Organize your Kitchen Pantry to Meet the Needs of your Family

Pantries are built in different shapes and sizes.  Some are large and some are small. There is a limited amount of space in small pantries so it can be frustrating trying to fit food items on shelves.  I suggest if you have a small pantry that you build an additional shelf in your basement or garage to house canned goods and soda.  This would not be a good location for boxed or bagged food items.  They need to be stored in a dry, temperature controlled environment.  If you have a larger pantry you have a different set of challenges.  Larger pantries hold more items but things get shoved to the back and forgotten. Larger pantries also become disorganized because of the big open space.  Plastic baskets work well to divide items.  It is more efficient to remove a basket from a shelve then to move items from the front of the pantry while searching for an item in the back. Different sized baskets are efficient in pantries that have unusual shapes.  Using the baskets to store items
maximizes use of space.  Discount stores sell dividers, racks and pull out shelves that work well to organize space in a

Here are some other ‘common sense’ techniques that will help you to locate the item you want quickly.  Put items you use more frequently on shelves that are at eye level or lower.  High and hard to reach shelves are a good place for extra food items and infrequently used dishes and pans.  Another way to organize your shelf efficiently is to put ‘like items’ together.  Put the cereal on one shelf, pasta on another shelf, and canned goods on a shelf.  Depending on the number and size shelves you have you may consider separating canned goods by categories.  For example:  vegetable and fruit on one shelf, peanut butter, jelly, and condiments on another shelf.

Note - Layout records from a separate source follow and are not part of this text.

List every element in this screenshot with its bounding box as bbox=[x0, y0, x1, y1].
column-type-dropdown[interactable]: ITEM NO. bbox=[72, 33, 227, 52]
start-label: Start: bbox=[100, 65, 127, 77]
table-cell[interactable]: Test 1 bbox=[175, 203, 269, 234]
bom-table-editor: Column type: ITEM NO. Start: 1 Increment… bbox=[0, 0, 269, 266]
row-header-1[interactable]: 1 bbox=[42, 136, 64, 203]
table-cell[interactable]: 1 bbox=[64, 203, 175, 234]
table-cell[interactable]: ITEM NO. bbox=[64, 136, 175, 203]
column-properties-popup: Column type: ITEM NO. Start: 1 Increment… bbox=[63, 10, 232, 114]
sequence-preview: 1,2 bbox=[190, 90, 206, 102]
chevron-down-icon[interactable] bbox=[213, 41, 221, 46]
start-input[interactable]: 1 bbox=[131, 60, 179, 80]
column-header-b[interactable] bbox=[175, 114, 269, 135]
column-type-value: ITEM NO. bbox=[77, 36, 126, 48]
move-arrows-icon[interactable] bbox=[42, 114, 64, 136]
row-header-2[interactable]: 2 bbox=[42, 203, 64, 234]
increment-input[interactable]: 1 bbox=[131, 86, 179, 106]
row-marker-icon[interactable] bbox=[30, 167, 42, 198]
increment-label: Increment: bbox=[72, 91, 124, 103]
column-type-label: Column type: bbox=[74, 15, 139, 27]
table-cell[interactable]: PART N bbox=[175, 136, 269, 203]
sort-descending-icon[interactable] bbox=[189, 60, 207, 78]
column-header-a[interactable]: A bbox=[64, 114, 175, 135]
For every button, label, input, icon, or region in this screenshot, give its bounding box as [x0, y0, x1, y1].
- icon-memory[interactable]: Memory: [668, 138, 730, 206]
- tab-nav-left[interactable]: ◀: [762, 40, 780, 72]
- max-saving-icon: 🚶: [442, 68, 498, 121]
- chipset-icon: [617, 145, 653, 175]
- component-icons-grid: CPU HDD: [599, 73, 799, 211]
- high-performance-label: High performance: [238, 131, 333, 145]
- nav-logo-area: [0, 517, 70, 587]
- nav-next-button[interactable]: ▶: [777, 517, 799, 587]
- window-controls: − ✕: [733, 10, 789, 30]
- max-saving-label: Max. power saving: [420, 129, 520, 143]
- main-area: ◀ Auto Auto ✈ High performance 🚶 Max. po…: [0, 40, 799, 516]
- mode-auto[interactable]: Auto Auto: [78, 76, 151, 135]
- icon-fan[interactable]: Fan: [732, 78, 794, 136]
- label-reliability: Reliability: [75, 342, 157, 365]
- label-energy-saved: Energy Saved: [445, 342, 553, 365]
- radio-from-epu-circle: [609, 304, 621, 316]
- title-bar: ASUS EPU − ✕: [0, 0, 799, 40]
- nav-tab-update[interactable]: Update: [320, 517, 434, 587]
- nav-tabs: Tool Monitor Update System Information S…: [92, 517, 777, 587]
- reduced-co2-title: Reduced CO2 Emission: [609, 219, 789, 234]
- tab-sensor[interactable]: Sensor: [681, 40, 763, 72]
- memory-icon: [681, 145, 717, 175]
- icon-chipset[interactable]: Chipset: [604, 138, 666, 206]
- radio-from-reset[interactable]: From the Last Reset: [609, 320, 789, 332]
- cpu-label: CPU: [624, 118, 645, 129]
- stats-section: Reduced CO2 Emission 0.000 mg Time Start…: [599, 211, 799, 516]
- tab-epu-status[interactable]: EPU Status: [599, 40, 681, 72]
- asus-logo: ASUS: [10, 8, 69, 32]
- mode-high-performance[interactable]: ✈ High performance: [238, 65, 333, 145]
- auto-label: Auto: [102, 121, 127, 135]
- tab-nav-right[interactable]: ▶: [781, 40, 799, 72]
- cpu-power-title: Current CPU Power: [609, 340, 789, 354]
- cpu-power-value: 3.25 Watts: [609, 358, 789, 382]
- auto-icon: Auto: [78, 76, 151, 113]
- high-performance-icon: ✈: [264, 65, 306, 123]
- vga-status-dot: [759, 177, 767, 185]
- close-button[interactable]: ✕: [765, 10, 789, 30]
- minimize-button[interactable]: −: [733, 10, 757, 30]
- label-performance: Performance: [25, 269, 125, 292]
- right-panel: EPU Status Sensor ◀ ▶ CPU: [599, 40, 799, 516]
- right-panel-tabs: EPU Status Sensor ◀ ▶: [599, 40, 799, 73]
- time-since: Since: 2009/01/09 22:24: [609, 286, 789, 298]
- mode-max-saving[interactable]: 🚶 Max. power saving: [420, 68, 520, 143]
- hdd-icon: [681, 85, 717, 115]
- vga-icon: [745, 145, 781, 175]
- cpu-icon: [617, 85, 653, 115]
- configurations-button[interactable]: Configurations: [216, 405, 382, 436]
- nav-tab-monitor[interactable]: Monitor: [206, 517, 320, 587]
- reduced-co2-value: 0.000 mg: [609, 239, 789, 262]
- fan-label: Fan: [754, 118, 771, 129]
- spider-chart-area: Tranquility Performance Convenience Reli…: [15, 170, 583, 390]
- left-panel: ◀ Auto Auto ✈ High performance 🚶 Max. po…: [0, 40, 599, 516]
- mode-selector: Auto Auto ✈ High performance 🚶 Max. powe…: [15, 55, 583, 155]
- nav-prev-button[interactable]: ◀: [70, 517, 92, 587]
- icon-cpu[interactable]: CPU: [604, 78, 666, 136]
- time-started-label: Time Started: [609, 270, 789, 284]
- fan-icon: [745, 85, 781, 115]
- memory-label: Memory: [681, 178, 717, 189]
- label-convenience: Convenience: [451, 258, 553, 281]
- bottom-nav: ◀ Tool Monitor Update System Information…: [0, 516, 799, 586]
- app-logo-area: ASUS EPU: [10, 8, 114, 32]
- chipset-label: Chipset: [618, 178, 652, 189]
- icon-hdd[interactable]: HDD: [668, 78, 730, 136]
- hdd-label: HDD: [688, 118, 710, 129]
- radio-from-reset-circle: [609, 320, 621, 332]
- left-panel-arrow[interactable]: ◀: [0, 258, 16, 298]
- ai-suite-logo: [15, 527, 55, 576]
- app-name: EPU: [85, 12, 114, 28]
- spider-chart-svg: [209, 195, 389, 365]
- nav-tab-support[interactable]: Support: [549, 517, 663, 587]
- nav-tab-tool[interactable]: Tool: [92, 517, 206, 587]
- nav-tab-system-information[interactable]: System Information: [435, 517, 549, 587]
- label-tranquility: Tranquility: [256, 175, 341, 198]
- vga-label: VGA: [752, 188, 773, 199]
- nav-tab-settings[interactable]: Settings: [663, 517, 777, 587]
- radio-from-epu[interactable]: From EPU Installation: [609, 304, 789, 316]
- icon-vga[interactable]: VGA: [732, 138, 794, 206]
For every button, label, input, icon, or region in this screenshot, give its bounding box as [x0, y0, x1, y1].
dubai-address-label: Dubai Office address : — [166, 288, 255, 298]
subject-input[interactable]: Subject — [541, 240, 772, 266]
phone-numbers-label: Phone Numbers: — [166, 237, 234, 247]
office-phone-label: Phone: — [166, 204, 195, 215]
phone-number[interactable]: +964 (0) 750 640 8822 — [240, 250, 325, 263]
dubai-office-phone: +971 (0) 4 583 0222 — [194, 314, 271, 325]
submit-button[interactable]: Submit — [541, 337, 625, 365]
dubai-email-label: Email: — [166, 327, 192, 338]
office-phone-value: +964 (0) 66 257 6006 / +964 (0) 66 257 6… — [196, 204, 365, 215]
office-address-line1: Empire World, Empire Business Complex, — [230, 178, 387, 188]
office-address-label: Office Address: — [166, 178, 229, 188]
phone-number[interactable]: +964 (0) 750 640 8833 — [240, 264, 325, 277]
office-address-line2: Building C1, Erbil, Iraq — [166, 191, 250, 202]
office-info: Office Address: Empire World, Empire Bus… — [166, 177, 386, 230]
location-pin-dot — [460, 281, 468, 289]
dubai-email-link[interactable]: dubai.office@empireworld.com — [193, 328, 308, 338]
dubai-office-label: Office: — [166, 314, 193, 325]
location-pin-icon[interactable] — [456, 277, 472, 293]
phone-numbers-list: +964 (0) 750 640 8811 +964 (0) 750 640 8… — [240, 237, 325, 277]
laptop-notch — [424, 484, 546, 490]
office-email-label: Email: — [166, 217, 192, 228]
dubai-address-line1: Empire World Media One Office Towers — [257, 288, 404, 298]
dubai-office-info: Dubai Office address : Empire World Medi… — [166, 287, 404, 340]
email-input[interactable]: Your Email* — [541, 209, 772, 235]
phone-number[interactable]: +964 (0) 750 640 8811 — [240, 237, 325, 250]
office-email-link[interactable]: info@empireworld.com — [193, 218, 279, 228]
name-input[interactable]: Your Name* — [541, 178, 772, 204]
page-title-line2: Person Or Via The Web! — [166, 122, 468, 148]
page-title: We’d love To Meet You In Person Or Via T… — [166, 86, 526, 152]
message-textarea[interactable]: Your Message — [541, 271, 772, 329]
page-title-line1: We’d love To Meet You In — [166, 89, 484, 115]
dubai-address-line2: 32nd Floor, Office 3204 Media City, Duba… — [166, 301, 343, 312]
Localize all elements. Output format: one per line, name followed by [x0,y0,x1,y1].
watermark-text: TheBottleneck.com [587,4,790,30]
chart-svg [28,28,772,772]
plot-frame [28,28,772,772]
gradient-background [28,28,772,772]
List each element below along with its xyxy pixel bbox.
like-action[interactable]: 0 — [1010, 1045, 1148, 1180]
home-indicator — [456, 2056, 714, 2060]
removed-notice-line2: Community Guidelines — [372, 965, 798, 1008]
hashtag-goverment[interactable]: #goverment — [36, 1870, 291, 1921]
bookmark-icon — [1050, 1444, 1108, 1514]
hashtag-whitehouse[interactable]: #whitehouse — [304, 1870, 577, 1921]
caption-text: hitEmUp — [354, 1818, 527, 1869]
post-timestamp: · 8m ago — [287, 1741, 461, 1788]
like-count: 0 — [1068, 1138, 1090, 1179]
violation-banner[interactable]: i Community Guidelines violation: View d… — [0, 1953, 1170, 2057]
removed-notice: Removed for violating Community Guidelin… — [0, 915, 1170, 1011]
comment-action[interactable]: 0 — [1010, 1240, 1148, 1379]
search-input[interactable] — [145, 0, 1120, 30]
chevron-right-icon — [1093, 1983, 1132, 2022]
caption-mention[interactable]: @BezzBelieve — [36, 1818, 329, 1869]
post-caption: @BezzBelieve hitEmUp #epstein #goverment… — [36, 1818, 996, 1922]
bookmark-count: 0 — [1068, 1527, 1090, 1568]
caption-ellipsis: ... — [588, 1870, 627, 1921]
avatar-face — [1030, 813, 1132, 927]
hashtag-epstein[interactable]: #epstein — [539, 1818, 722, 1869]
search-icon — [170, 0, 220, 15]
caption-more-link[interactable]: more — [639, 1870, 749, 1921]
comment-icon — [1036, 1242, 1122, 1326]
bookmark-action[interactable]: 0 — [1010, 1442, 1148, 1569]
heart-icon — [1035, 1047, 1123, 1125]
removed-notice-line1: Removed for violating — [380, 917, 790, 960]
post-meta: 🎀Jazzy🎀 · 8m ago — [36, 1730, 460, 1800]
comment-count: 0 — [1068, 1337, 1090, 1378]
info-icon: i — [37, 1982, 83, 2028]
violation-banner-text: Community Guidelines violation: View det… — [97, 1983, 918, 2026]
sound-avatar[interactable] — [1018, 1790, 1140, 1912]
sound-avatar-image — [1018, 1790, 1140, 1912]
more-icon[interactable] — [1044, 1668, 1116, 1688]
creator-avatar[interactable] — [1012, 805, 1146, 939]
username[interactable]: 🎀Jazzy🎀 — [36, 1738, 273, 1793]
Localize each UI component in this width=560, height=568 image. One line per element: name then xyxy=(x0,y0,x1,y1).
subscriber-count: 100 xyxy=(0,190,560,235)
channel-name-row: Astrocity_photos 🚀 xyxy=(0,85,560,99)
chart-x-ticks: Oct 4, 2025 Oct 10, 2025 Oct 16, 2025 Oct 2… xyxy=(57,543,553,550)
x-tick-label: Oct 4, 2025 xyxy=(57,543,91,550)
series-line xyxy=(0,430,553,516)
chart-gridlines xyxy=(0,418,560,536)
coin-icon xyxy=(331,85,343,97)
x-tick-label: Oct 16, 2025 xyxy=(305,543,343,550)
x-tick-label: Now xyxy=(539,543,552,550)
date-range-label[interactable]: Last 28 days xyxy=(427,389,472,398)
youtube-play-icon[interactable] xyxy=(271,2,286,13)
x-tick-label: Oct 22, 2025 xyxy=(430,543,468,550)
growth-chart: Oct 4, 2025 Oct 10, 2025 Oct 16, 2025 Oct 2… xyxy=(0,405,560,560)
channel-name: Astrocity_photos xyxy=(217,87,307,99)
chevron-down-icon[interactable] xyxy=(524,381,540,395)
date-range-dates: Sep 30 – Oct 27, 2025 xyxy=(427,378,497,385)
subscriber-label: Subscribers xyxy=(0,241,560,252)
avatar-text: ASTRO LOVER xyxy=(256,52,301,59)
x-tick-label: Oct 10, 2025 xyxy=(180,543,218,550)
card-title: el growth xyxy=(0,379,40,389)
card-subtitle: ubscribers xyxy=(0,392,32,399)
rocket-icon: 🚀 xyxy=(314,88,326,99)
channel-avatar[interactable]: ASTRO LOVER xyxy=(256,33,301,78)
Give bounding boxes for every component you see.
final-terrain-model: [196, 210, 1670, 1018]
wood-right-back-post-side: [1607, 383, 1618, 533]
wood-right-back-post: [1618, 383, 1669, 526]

It is important that each food item has a specific place.  If each item has a place other household members will know where to put that item after they use it.  Each time I put an item on the shelf I do a quick check to make sure everything is in place.  I do not wait until I have a disorganized mess before I fix it.  A good pantry maintenance system includes straightening the pantry once a month and each time you put grocery items away.

Traditionally we keep our food in the pantry and our dishes in the cabinet.  I suggest creating your own system if your pantry is not in a convenient location.  Consider keeping food items in your kitchen cabinets and use the pantry for kitchen items you use occasionally.

The needs of my household determine what I store in my pantry and where I put the items.  Put the cereal on a shelf your eight year old can access easily.  If the pantry is close to the stove use the pantry to store spices, oil and other seasoning.  Put food such as potatoes and onions in the pantry in a plastic bin.  Store them in a separate container so onion skins and potato dirt do not accumulate on your shelf.  Keep potatoes and onions separate from other food items.  Of course potatoes and onions will keep for a longer period of time in therefrigerator.  Be willing to change food items around in the pantry until you find a system that works best for you.

“Put ‘like items’ together in your pantry!”